A 401k plan is offered by a company to its employees to save for retirement. Investing in a 401k comes straight from your paycheck with pretax dollars. Also some companies will have a match meaning if you put in 3% of your dollars then they will put in 3% of there own dollars. If a company offers any type of match take advantage of every percent they want to give because it’s like getting free money.

Roth IRA

An IRA stands for Individual Retirement Account. A Roth IRA is another type of retirement savings for individuals that are looking for other investment choices if they want more then just there 401k. You invest after taxed dollars and your money will grow tax free.
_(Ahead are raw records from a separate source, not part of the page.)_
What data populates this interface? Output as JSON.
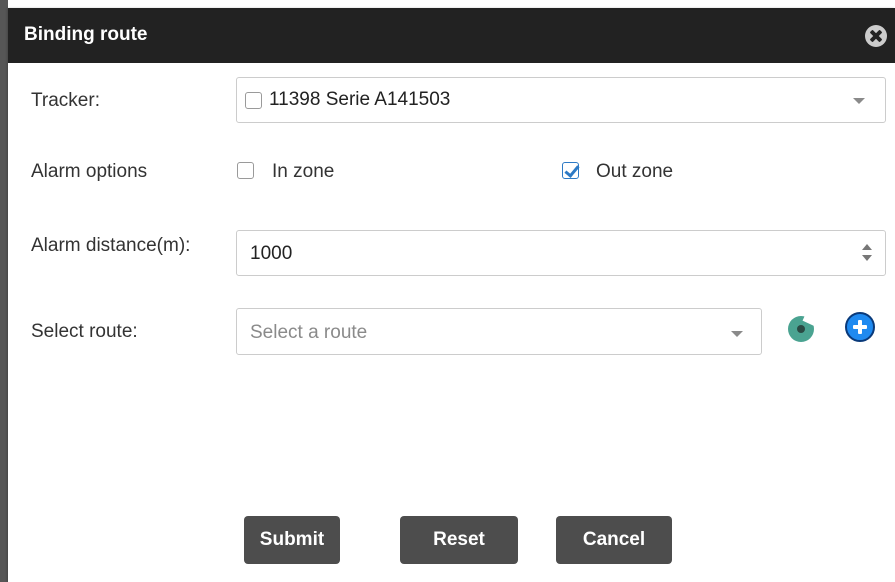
{
  "dialog": {
    "title": "Binding route"
  },
  "tracker": {
    "label": "Tracker:",
    "value": "11398 Serie A141503",
    "checked": false
  },
  "alarm_options": {
    "label": "Alarm options",
    "in_zone": {
      "label": "In zone",
      "checked": false
    },
    "out_zone": {
      "label": "Out zone",
      "checked": true
    }
  },
  "alarm_distance": {
    "label": "Alarm distance(m):",
    "value": "1000"
  },
  "route": {
    "label": "Select route:",
    "placeholder": "Select a route"
  },
  "buttons": {
    "submit": "Submit",
    "reset": "Reset",
    "cancel": "Cancel"
  },
  "colors": {
    "titlebar": "#222222",
    "button": "#4d4d4d",
    "checkbox_accent": "#2d7ac5",
    "route_icon": "#4aa391",
    "add_icon": "#1f8af0"
  },
  "icons": {
    "close": "close-icon",
    "tracker_checkbox": "checkbox-icon",
    "route_preview": "route-preview-icon",
    "add_route": "plus-icon"
  }
}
Meaning when you withdraw money in retirement you do not have to pay taxes on that money.

Traditional IRA

The Traditional IRA is a savings plan that offers certain tax advantages for individuals to plan for retirement. Contributions made to a Traditional IRA are made with pre-tax dollars. The plan grows tax-deferred. Now when you take money out of this when you retire you will have to pay taxes on the principal and gains.

SEP IRA

The SEP IRA is a retirement plan designed to benefit self employed individuals and small business owners. Sole proprietorships, S and C corporations, partnerships and LLCs qualify.

Keogh

A tax deferred pension plan available to self-employed individuals or unincorporated businesses for retirement purposes.

Social Security

All I have to say about social security is don’t solely depend on this for your retirement. You MUST save for your own retirement too like in a 401k, Roth IRA, Rental Property, etc.

If you want more info here is the site for Social Security

Simple IRA

A Simple IRA plan is a Savings Incentive Match PLan for Employees. Because this is a simplified plan, the administrative costs should be lower than for other, more complex plans. Under a SIMPLE IRA plan, employees and employers make contributions to traditional Individual Retirement Arrangements (IRAs) set up for employees (including self-employed individuals), subject to certain limits. It is ideally suited as a start-up retirement savings plan for small employers who do not currently sponsor a retirement plan.

403b plan

A 403b is similar to a 401k. A 403b is a type of retirement plan available to employees of government-funded education institutions such as public schools, some non-profit organizations, and self-employed ministers. See Link for more information

retirement

457 plan

A 457 plan is a retirement / pension plan that provides benefits to government employees as well as employees of tax-exempt organizations. Employees participating in 457 plans are allowed to defer their compensation on a before-tax basis via regular payroll deductions. Money placed in these accounts grows on a federally tax-free basis until withdrawn.

Annuity

An annuity is a contract between you and an insurance company, under which you make a lump-sum payment or series of payments. In return, the insurer agrees to make periodic payments to you beginning immediately or at some future date. Annuities typically offer tax-deferred growth of earnings and may include a death benefit that will pay your beneficiary a guaranteed minimum amount, such as your total purchase payments.